Active-passive (for example, CLARiiON arrays)
Active-passive means that only one interface to a device is active at a time, and any others are passive with respect to that device and waiting to take over if needed.
In an active-passive storage system, if there are multiple interfaces to a logical device, one of them is designated as the primary route to the device (that is, the device is assigned to that interface card). Typically, assigned devices are distributed equally among interface cards. I/O is not directed to paths connected to a non-assigned interface.

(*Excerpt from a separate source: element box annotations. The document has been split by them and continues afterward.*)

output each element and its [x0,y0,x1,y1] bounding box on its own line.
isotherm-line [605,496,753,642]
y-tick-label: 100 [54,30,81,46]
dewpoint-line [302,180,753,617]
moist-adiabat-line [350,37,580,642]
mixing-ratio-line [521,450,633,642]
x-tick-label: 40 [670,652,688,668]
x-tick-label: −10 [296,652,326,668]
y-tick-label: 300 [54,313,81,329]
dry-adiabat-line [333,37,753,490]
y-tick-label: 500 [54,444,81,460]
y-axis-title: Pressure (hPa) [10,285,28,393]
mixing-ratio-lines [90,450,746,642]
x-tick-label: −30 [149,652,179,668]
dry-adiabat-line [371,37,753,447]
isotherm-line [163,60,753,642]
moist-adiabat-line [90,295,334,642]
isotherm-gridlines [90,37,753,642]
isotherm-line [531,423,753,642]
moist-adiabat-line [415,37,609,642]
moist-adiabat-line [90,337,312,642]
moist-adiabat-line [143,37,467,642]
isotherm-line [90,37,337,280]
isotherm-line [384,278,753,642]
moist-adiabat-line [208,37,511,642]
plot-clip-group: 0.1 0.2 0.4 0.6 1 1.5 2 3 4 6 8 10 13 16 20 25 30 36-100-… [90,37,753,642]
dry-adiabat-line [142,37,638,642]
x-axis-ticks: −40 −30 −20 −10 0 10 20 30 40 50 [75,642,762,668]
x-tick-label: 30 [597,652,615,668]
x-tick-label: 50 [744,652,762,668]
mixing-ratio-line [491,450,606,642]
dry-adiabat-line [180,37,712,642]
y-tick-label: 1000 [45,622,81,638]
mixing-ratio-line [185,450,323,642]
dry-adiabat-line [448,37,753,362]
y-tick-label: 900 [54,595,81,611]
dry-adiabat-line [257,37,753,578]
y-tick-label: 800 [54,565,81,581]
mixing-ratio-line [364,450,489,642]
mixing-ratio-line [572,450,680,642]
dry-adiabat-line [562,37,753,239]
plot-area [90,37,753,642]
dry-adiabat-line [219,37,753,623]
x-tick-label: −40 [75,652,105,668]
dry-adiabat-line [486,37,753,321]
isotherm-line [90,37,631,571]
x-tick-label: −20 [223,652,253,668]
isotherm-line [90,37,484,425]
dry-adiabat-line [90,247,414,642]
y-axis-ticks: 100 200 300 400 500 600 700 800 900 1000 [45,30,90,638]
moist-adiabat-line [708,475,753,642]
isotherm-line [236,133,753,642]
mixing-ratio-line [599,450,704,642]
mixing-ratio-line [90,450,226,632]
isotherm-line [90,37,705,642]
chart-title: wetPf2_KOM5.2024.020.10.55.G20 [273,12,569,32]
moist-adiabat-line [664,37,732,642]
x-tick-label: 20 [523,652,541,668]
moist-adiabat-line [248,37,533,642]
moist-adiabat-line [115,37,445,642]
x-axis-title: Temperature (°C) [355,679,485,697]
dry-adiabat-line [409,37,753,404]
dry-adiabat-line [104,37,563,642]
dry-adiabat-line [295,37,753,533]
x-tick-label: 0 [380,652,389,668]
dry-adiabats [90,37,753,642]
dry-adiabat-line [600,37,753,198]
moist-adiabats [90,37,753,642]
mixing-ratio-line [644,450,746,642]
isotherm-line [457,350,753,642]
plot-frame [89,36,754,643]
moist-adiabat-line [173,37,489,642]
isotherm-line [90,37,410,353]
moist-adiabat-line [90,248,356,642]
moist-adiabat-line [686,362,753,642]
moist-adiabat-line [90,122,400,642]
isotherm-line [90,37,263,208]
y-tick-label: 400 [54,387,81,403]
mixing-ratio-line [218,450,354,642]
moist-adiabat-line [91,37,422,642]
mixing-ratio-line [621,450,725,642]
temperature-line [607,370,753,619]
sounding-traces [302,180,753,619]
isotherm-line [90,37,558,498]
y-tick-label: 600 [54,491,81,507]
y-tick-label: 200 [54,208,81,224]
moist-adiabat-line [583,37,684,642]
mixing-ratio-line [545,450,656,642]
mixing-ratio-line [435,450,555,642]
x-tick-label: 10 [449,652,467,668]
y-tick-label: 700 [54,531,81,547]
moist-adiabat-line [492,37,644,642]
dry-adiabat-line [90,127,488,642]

Normal access to a device through any interface card other than its assigned one is either impossible (for example, on CLARiiON arrays) or possible, but much slower than access through the assigned interface card.
In the event of a failure, logical devices must be moved to another interface. If an interface card fails, logical devices are reassigned from the broken interface to another interface. This reassignment is initiated by the other, functioning interface. If all paths from a host to an interface fail, logical devices accessed on those paths are reassigned to another interface with which the host can still communicate. EitherApplication-Transparent Failover (ATF) or PowerPath, which instructs the storage system to make the reassignment, initiates this reassignment. These reassignments are known as trespassing. Trespassing can take several seconds to complete. However, I/Os do not fail during it. After devices are trespassed, ATF or PowerPath detects the changes and seamlessly routes data via the new route. After a trespass, logical devices can be trespassed back to their assigned interface. This occurs automatically if PowerPath's periodic autorestore feature is enabled. It occurs manually if powermt restore is run, which is the faster approach. Or if ATF is in use, a manual restore of the path can be executed to restore the original path.


  1. Storage Machine Says:
  2. Is CX4 also active-passive storage system?

  3. Anonymous Says:
  4. Yes, CX4 is also an Active-Passive array.